BY JULIE GRAY

A new memoir by Gerardo González, Indiana University School of Education dean emeritus, is a tribute to openness—the kind that happens when a nation welcomes new citizens and a person welcomes new ideas.

In February 1962, nine months before the Cuban missile crisis, González, then 11 years old, emigrated to the United States with his sister and parents. In A Cuban Refugee’s Journey to the American Dream, he poignantly describes the difficulties immigrants face even when they have entered this country legally.

A Cuban Refugee’s Journey to the American Dream.

A Cuban Refugee’s Journey to the American Dream.

“I was once a bright and happy child,” he writes. “But when my family relocated to a strange and forbidding society, I couldn’t speak or understand those around me. I was forced to conform to the standards of a society I simply couldn’t comprehend.”

One frightening incident transformed him into a terrified student who kept his head down and his mouth shut. During his first year in Miami, a vice principal entered his bilingual classroom and began haranguing the class: “This is America and you better behave like Americans.” When González, whose English comprehension was still low, asked a classmate to translate, he was suspended from school for interrupting.

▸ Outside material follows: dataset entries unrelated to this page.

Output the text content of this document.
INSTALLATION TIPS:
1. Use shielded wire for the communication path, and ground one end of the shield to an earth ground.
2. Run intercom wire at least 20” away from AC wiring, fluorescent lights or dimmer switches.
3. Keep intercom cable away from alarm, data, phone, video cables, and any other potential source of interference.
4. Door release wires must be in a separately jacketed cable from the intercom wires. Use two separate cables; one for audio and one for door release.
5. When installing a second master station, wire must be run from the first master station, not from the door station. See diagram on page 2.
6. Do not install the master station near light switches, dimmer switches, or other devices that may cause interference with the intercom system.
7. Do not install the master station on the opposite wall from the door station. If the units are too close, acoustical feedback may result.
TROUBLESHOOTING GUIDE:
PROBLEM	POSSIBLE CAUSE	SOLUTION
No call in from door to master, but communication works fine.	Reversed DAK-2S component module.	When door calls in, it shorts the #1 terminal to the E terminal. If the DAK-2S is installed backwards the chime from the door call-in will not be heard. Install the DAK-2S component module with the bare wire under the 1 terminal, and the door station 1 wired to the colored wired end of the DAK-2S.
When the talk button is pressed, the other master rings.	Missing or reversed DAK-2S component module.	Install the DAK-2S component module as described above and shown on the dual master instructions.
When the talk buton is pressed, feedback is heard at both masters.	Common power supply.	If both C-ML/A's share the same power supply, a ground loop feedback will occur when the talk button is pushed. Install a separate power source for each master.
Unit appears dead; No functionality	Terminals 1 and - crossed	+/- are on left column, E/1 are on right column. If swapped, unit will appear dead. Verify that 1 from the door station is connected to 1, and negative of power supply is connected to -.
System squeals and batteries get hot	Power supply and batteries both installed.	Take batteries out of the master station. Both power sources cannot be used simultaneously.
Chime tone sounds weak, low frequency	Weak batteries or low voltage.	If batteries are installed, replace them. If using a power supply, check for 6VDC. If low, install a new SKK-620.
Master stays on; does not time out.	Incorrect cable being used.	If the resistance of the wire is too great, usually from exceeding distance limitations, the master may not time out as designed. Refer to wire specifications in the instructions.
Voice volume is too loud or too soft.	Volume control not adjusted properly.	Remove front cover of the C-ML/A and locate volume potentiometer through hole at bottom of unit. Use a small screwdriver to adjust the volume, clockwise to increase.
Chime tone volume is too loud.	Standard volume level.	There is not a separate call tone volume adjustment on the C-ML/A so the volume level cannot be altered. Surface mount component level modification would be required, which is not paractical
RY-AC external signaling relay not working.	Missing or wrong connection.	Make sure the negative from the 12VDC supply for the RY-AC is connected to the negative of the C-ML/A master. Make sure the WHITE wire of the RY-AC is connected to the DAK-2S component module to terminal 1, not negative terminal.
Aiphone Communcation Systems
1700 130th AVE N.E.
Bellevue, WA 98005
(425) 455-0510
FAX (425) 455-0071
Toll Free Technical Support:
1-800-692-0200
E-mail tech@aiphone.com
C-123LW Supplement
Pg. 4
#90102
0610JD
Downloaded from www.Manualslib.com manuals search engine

Although he managed to graduate from high school, he admits that he was “a spectacular underachiever” who had no intention of going to college until a friend encouraged him. Like most first-generation college students, he knew nothing about the application process: “My parents never talked about SATs, GPA, FAFSA.” His first step was to enroll in a junior college.

He movingly describes how his liberal arts education—reading Dostoyevsky, Darwin, Camus—made him “thirsty for knowledge.” After earning his associate degree, he continued at the University of Florida in Gainesville, eventually earning a Ph.D. in counselor education and student personnel administration.

As a graduate student, he helped found what eventually became a national collegiate organization for preventing alcohol abuse. González proudly reproduces a letter he received from President Ronald Reagan, commending his “fine contribution to your adopted homeland.”

Much of González’s memoir is an argument for giving other immigrants the same chances he had. The plight of the Dreamers, the children born in America to parents who entered illegally, especially moves him. He argues: “Making sure those kids have opportunities is a matter of national survival. If we create conditions that systematically deny opportunity to any given class of people, we position ourselves for the demise of liberty.”   

His book is also an argument for education. As he writes in an epilogue, “Education is the great equalizer. It is the solution to the great and most intractable problems facing the world.”